Why does imposter syndrome affect artists more?
Three specific reasons. First: in art there is no objective metric — you can't "prove" that you're good like an engineer can. Second: creative work exposes intimate parts of you, which increases vulnerability. Third: each new work is a subjective "start from scratch" — previous success does not guarantee the next.
Why does it get worse with success instead of better?
The higher up you go, the more you feel like you "might be found out." You do your first exhibition without pressure — nobody expects anything. Your tenth exhibition has an audience, expectation, comparison with the previous ones.
Cameron describes it: success amplifies the voice of the Censor, not silences it.
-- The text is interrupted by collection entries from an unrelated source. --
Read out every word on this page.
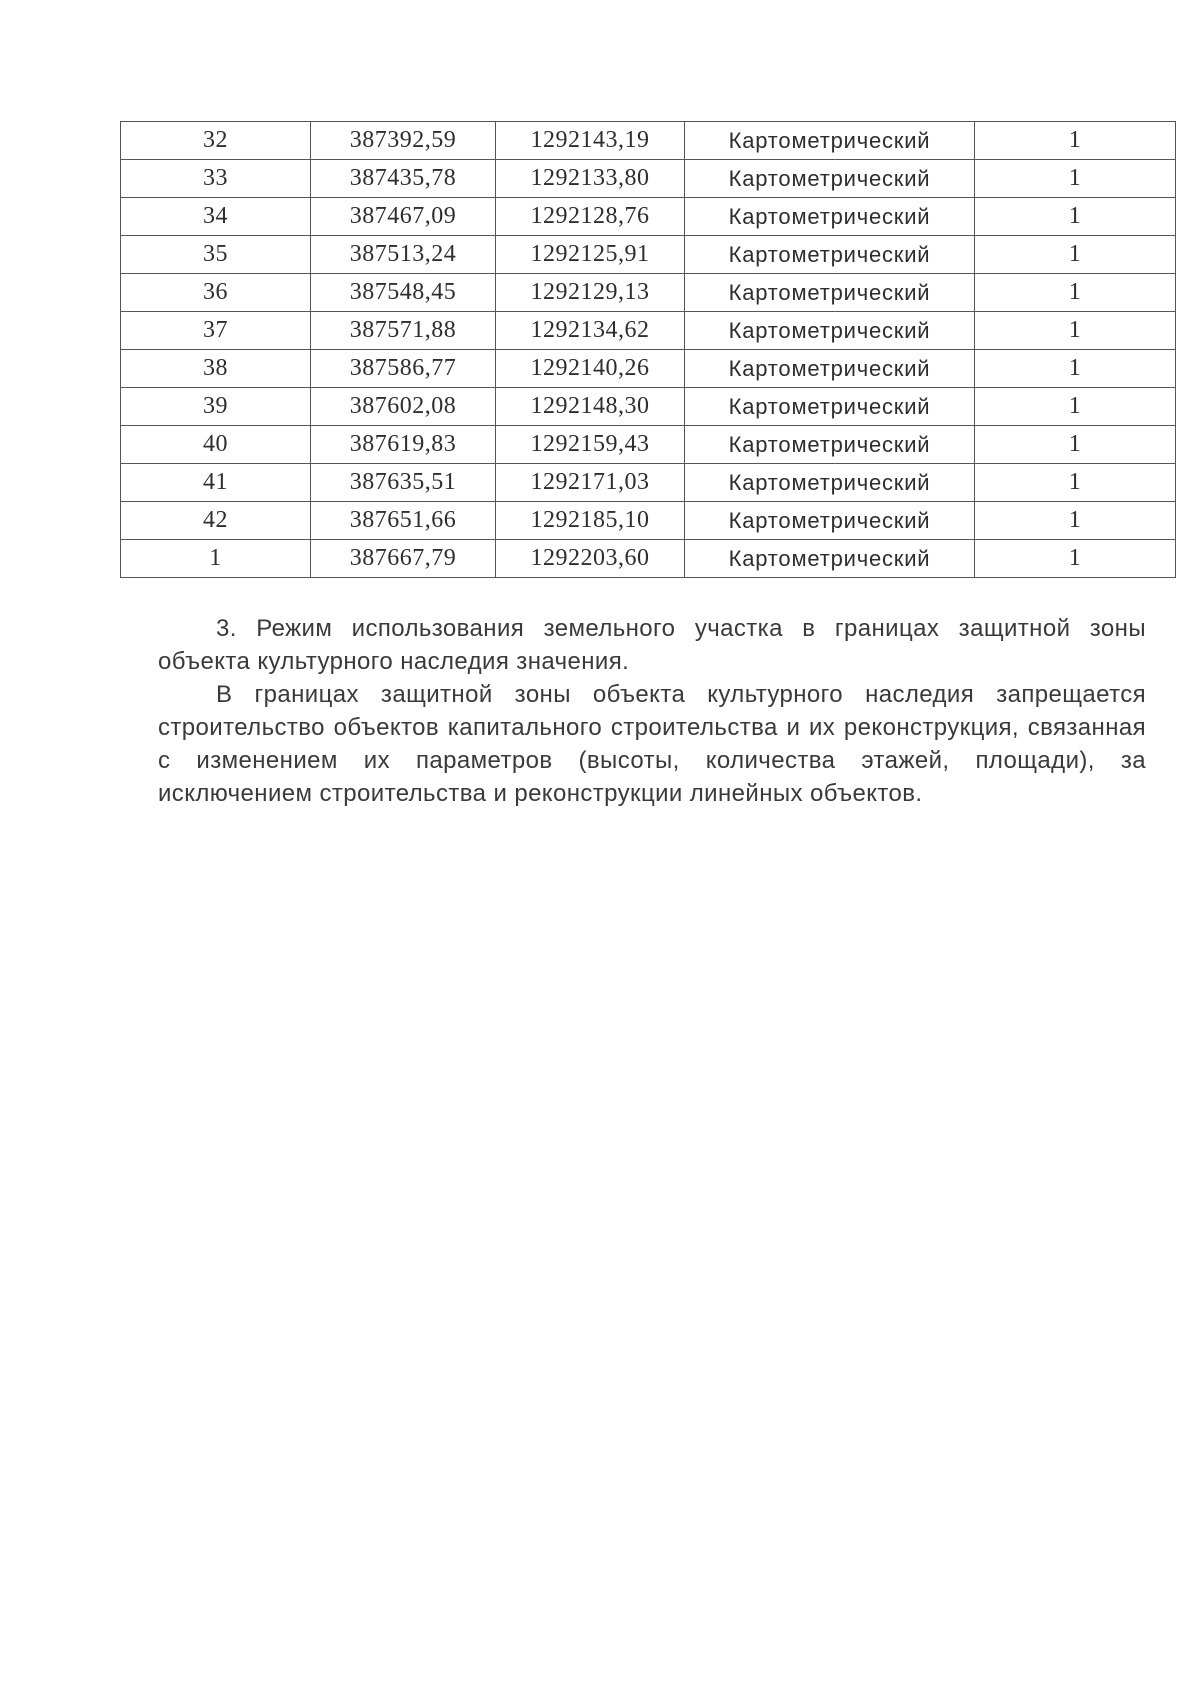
32	387392,59	1292143,19	Картометрический	1
33	387435,78	1292133,80	Картометрический	1
34	387467,09	1292128,76	Картометрический	1
35	387513,24	1292125,91	Картометрический	1
36	387548,45	1292129,13	Картометрический	1
37	387571,88	1292134,62	Картометрический	1
38	387586,77	1292140,26	Картометрический	1
39	387602,08	1292148,30	Картометрический	1
40	387619,83	1292159,43	Картометрический	1
41	387635,51	1292171,03	Картометрический	1
42	387651,66	1292185,10	Картометрический	1
1	387667,79	1292203,60	Картометрический	1

3. Режим использования земельного участка в границах защитной зоны объекта культурного наследия значения.

В границах защитной зоны объекта культурного наследия запрещается строительство объектов капитального строительства и их реконструкция, связанная с изменением их параметров (высоты, количества этажей, площади), за исключением строительства и реконструкции линейных объектов.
If your Censor said "you're worthless" before success, it will now say "success was luck." Success does not give the Censor reasons to remain silent — it gives him new reasons to speak.
What three exercises reduce imposter syndrome?
Cameron and other authors (Brené Brown, Steven Pressfield) agree on three useful exercises.
3 anti-imposter exercises:
- Evidence Inventory: list 20 concrete creative achievements. The Censor loses strength in the face of data
- Letter from an imaginary mentor: Imagine what your admired artist would tell you about your work. Write that letter
- Explicit service: who your work serves. The clearer you are about the recipient, the less you care about your "right" to do it.
Is it imposter syndrome or healthy self-criticism?
Fine line. Healthy self-criticism: it pushes you to improve technique, makes you study more, helps you not to stagnate. Imposter syndrome: it paralyzes you, makes you hide your work, prevents you from collecting what it is worth.
If your self-criticism makes you work harder, it's healthy. If it makes you work less or hide what you do, it's an imposter.